First, I have to say "thank you" to all who were praying. I could definitely feel the effects of your prayers.
We arrived at my mom and dad's on Saturday, July 5th. After spending some time with my mom and one of my sister's families, my mom took us to Greensburg.
I can only describe the experience as surreal. As we drove toward town, all looked as usual. However, as we entered the city limits, I felt like we had driven into some foreign country. Nothing looked the same. The familiar landmarks were not "disfigured," my friends. They were GONE. Empty lots everywhere. Weeds growing in empty lots. Homes being rebuilt, but often not by the same people who used to live there. And usually, the house faced a different direction or at least sat differently on the lot. Scattered here and there, were the few homes that did survive or that still haven't been removed. The building above survived, but with damage. The court house is the only other historic building that survived. The renovations on it began this past week. I felt so lost, driving down once-familiar streets that were not even remotely familiar now. One of the hardest things to see was the weed-covered lot, and empty hole, where the church (I grew up in) once stood. Now there is NOTHING. I even asked my mom if she was sure this was the right spot?
The view from the grain elevator. Those empy lots and holes used to be homes.

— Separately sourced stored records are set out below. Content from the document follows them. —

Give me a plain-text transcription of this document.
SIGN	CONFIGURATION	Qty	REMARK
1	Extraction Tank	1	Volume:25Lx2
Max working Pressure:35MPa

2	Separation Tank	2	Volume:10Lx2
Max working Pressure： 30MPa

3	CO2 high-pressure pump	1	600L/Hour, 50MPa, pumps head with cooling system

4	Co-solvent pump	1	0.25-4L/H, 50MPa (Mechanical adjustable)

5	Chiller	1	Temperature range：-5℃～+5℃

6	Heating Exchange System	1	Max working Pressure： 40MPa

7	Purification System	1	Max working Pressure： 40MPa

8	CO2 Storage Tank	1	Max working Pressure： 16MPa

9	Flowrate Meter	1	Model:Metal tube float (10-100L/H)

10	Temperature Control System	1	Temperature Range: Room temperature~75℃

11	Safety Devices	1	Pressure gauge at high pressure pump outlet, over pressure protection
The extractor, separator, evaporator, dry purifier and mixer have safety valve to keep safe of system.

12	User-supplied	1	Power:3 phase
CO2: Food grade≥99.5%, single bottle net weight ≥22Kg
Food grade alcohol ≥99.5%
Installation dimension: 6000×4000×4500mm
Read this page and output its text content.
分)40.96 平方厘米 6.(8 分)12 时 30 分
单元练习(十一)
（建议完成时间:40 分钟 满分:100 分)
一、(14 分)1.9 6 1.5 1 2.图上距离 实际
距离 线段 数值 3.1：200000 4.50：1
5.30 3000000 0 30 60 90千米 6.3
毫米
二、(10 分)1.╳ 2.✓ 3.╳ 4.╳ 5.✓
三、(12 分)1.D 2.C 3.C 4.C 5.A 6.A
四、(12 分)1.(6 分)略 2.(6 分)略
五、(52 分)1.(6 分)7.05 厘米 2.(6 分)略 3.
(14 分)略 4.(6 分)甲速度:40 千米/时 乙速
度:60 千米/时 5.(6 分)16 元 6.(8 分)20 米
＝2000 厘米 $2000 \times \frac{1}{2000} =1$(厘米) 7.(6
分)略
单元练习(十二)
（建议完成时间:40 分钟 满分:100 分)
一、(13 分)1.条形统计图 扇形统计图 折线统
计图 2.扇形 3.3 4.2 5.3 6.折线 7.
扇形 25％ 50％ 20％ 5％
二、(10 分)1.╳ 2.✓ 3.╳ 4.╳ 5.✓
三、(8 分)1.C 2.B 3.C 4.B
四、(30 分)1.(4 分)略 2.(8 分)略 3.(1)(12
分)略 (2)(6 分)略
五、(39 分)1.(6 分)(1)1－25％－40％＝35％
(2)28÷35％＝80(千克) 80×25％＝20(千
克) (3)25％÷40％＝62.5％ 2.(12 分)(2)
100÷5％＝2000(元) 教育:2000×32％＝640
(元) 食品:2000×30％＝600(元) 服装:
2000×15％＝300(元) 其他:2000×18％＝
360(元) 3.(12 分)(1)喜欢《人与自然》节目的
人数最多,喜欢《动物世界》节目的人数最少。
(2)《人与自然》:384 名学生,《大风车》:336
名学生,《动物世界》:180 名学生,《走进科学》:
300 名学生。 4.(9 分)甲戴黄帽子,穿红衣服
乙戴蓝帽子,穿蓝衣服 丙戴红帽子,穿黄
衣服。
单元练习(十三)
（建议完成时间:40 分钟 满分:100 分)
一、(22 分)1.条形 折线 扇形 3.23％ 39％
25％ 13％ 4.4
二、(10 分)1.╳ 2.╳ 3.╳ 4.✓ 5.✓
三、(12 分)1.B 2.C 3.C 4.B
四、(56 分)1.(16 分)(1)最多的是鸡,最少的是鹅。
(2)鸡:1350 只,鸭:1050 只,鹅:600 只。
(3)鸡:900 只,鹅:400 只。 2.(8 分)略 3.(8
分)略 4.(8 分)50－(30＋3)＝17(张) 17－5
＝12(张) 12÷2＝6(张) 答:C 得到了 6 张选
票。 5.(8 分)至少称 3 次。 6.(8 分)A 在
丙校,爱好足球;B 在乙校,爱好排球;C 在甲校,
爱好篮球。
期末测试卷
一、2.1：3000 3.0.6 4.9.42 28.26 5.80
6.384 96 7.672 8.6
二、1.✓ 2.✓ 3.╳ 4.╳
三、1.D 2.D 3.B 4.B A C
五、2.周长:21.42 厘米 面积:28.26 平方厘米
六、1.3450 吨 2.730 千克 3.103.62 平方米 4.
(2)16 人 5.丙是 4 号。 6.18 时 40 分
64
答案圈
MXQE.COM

How can I describe to you the amazing feeling, though, of being among people who have literally lost everything, and yet carry on and survive? How can I describe the feeling of talking to people whose whole lives now center around "before the tornado, " and "after the tornado". I heard those words repeatedly. How can I explain how it feels to hear people say over and over again, "I'm not the same since the storm. I have short-term memory problems. I used to be this way, but I haven't been like that since the tornado." How do I put into words how their lives have changed, and yet they go on, day by day, doing their best to live "normal" lives and rebuild what they've lost? No one who lived in or near Greensburg on May 4, 2007, will ever be the same.
How can I tell you in mere words how thankful the people are for the hundreds of volunteers who have shown up to help them? There are signs all over town, with "thank yous" to various groups that have given so much to help them rebuild. And that includes all the emergency personnel and National Guardsmen who showed up in the aftermath.
My time spent with my sisters (except one, who, unfortunately couldn't make the trip out to Kansas to see us) was so wonderful. My nieces and nephew are all adults now, taking their strides into the world as grown ups. Boy, does that make me feel old! My oldest niece is building a home with the Mennonite Housing Project in Greensburg. She puts in way more than her required 10 hours per week, as she helps build her own home, as well as those of the others involved in the program. She has such a cute little house, sitting on this great corner lot.
There is so much to tell, and I feel like I'm not really doing a great job of expressing it all. Maybe another post?
Thanks again for your prayers. Please continue to pray for the community of Greensburg, KS. God isn't finished there, for sure!